“Le pouvoir qui devait être limité au XXe siècle était le politique et l'économique. Et au XXIe siècle, on ajoute le technologique”, a affirmé Lorenzetti, détaillant les nouveaux contextes où la technologie joue un rôle crucial tout en tenant compte du rôle de délimitation et d'indépendance du Pouvoir Judiciaire.
“Parler de cela à la Faculté de Droit me semble impliquer de commencer par signaler un concept très clair : le droit a historiquement été pensé comme une limite au pouvoir. Et le Pouvoir Judiciaire en tant que tel doit toujours être pensé comme une limite au pouvoir. Quand nous parlons du pouvoir technologique, nous parlons de l'un des grands défis que l'humanité a aujourd'hui. L'intelligence artificielle représente pour notre peuple un véritable défi existentiel”, a ajouté le magistrat.
Le juge, qui a souligné la pertinence de l'IA en la décrivant comme “l'un des grands défis actuels pour l'Humanité”, a soutenu que le domaine judiciaire se trouve confronté à un “débat mondial très pertinent”. Et il a souligné : “La fonction judiciaire peut utiliser l'intelligence artificielle de manière instrumentale. Mais justement, le problème de l'intelligence artificielle autogénérative, c'est qu'il y a une perte de contrôle de l'être humain sur l'intelligence artificielle”, a-t-il exprimé.

Lorenzetti, l'un des orateurs de la présentation, aux côtés du ministre de la Justice Mariano Cúneo Libarona, du président du Barreau Public, Ricardo Gil Lavedra, et de la journaliste Romina Manguel, a illustré sa présentation en se référant au cas de Eric Loomis aux États-Unis, survenu en 2013.

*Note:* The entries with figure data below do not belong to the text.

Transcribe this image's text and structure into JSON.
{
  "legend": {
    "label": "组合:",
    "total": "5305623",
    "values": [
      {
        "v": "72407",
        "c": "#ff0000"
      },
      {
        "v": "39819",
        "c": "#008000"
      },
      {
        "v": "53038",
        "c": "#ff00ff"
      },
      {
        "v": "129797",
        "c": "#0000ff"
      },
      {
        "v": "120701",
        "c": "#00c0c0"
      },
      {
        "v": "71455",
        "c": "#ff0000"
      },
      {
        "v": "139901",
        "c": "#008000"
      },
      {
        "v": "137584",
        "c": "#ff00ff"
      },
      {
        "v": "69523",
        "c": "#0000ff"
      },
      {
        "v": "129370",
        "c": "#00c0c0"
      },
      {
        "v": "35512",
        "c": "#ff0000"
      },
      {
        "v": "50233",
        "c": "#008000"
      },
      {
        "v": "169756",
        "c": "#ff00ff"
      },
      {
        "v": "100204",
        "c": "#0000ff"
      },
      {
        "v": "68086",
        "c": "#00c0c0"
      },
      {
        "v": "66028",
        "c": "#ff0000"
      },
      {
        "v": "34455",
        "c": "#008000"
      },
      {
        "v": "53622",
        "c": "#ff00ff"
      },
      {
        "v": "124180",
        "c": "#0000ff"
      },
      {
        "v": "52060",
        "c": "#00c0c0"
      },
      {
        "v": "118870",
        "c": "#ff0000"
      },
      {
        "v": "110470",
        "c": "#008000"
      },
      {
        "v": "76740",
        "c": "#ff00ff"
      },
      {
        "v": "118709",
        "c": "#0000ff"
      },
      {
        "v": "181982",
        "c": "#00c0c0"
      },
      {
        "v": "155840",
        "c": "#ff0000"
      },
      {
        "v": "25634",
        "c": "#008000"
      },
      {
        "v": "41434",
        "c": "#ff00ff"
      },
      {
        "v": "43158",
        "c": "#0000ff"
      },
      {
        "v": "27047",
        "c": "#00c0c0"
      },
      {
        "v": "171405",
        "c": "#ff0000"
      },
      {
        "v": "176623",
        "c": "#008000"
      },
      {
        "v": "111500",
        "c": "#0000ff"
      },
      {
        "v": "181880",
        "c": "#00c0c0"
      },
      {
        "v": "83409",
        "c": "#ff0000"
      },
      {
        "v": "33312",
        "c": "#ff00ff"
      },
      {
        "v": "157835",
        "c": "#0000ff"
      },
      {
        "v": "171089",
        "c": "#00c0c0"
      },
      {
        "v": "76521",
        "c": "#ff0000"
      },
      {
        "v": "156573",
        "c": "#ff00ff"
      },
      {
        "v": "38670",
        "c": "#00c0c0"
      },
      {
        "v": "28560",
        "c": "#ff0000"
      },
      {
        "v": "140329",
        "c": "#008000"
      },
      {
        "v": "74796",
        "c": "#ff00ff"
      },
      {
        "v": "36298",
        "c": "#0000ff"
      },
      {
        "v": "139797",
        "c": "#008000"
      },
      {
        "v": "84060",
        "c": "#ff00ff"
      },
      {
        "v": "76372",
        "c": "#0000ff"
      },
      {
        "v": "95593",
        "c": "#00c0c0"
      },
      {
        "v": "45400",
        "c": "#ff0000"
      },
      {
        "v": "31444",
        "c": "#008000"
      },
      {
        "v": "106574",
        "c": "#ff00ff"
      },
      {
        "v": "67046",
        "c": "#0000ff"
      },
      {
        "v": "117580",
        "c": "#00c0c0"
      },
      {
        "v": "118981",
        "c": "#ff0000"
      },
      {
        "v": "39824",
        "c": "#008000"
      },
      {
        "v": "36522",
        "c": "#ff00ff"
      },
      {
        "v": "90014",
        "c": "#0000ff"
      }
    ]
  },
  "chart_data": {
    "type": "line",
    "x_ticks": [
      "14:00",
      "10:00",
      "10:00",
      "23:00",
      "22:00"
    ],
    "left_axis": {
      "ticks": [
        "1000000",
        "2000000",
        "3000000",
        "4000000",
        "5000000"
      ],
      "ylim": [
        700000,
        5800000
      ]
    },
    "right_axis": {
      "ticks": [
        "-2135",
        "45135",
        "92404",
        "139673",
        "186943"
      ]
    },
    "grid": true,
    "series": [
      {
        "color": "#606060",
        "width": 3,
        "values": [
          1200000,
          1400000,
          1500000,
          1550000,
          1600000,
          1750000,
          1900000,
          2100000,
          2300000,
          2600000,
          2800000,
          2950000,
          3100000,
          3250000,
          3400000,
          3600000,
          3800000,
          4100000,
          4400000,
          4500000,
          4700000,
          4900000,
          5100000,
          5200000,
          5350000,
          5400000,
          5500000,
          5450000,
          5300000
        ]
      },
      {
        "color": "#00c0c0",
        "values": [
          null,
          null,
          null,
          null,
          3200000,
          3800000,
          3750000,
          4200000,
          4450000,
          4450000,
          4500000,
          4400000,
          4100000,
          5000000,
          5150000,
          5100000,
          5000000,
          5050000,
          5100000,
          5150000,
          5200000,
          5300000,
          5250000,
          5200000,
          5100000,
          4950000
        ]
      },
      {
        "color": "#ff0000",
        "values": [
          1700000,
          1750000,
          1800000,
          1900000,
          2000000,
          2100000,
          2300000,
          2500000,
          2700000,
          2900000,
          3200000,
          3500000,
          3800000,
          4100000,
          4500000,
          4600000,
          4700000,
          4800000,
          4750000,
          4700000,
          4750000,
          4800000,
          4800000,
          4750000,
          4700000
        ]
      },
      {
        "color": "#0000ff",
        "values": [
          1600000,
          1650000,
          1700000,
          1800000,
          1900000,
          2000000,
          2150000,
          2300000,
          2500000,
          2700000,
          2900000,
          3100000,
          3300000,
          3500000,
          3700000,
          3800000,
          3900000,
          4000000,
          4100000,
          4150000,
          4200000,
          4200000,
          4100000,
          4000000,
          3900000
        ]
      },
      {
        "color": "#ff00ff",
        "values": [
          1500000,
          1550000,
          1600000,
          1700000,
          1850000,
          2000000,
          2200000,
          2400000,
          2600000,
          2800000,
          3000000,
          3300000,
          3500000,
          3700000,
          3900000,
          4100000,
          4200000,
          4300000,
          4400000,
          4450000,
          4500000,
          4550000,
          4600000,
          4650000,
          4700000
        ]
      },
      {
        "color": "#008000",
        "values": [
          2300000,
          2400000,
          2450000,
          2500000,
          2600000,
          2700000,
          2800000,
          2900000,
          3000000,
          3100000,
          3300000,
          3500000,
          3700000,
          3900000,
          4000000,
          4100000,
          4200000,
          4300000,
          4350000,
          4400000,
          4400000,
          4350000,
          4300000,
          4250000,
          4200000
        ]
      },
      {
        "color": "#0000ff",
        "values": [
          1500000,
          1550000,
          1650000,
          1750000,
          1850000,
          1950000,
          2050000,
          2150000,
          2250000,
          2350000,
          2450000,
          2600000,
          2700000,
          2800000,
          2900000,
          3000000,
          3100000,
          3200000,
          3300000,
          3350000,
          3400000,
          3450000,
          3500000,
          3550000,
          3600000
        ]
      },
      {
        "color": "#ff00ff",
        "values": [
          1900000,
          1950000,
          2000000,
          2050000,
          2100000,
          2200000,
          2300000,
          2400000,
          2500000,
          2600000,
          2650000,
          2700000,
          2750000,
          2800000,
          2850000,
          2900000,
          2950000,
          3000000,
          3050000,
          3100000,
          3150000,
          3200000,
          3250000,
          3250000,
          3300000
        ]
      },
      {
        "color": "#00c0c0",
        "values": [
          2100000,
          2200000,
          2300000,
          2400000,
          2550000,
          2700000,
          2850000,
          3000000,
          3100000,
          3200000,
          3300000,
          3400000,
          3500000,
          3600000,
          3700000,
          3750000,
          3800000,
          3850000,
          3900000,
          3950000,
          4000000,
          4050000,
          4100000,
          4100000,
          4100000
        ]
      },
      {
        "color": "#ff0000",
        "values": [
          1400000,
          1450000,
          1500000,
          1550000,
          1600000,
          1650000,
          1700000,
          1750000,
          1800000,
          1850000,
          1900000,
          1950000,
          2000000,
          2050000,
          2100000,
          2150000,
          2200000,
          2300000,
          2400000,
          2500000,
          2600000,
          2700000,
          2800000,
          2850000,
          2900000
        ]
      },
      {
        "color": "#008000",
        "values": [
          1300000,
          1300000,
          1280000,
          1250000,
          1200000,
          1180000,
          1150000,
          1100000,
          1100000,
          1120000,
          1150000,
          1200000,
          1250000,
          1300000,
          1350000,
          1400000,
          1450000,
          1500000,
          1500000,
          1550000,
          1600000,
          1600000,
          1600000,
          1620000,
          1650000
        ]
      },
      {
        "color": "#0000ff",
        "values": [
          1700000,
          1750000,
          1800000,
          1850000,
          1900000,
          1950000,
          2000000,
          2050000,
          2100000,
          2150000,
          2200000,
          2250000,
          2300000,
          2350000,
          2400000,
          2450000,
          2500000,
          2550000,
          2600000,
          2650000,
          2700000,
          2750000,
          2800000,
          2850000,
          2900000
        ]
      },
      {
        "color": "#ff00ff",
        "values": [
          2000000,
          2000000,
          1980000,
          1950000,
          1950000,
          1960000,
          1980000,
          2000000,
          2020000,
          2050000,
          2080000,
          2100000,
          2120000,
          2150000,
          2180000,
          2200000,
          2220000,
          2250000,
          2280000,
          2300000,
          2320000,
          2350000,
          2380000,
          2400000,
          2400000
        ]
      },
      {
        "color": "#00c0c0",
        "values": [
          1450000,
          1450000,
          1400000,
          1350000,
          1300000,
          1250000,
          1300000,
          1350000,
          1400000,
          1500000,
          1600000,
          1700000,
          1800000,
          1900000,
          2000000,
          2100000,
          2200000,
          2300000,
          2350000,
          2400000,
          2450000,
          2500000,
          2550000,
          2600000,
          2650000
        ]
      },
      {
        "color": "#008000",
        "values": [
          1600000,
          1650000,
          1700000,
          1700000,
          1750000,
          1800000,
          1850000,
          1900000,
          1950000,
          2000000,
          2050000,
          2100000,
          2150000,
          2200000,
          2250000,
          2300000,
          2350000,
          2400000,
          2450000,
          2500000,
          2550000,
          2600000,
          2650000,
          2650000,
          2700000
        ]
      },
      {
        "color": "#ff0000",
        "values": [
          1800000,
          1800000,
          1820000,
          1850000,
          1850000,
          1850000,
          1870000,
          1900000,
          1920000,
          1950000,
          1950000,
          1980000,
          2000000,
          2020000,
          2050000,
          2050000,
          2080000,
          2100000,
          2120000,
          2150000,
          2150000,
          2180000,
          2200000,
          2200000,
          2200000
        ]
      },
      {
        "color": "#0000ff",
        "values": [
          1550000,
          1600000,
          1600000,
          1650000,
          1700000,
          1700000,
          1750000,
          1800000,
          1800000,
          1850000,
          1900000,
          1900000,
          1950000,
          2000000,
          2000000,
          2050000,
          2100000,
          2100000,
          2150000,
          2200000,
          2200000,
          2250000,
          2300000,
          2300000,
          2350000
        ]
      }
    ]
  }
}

Dans cette situation, un conducteur a été sanctionné pour une infraction mineure lors d'un accident de la route. Le cas présenté a conduit à une condamnation. La particularité était que, pour déterminer la durée de la peine, le juge en charge a consulté le logiciel de crime prédictif COMPAS (Correctional Offender Management Profiling for Alternative Sanctions), qui a réalisé une évaluation algorithmique du risque de récidive de Loomis et a établi une sévère condamnation : six ans de prison et cinq ans de liberté conditionnelle, car il était considéré comme une personne à risque.
Le cas a atteint la Cour du Wisconsin, qui a argumenté qu'on ne pouvait pas informer le condamné de la façon de fonctionner de ce système pour des raisons de protection de la propriété intellectuelle. Le tribunal a décidé qu'en consultant une base de données publique - sur laquelle l'algorithme a été élaboré - cela n'affectait pas le droit à la défense du conducteur. La peine a été confirmée, un appel a été fait à la Cour des États-Unis, mais a aussi été rejeté.

“Nous devons continuer à être raisonnables. La raisonnabilité est propre à la fonction judiciaire et c'est une fonction propre aux juges, non négociable”, a soutenu le magistrat, puis a fait une analogie avec l'enfance du XXIe siècle. “Nos enfants sont exposés à un système technologique qui peut contrôler leur vie de manière déterminante et arriver à une situation où la vraie liberté de décision est contrôlée”, a-t-il exprimé sans oublier, à nouveau, la question centrale : “quelle est la fonction judiciaire ?”
La présentation du livre “Puis-je aller en prison ?”
Le président de la Cour Fédérale de Cassation Pénale, Mariano Borinsky, a présenté son plus récent livre, “Puis-je aller en prison ?”, qui a bénéficié de la collaboration de 110 auteurs de diverses disciplines, où il a abordé la privation de la liberté de l'inculpé pendant le procès pénal sous une perspective interdisciplinaire.
Le livre, divisé en deux tomes et totalisant 1900 pages, est organisé en cinq chapitres : “Cadre constitutionnel et légal de la peine d'emprisonnement”, “L'incarcération à domicile et d'autres mesures de soumission au procès”, “Infrastructure carcérale et contexte de la vie en prison”, “Exécution pénale” et “Regard interdisciplinaire”. Chaque chapitre examine différents aspects du système pénitentiaire.
L'idée de ce livre est née le 5 janvier, alors que Borinsky était sur la plage avec son beau-frère. À ce moment-là, il s'est levé brusquement pour chercher son ordinateur et commencer à travailler sur le projet, qui lui a pris plus de huit mois d'efforts et de coordination avec plus de cent personnes.
Parmi les contributeurs, on trouve des juges de renom et des figures de la neuroscience telles que Facundo Manes, ainsi que l'ancien manager de Diego Armando Maradona, Guillermo Coppola, qui a également été en prison. La coordination du livre a été assurée par Laura Fabiana Kvitko et Julián Rubinska, et il a été publié en version papier par La Ley, avec une version numérique disponible sur Bajalibros.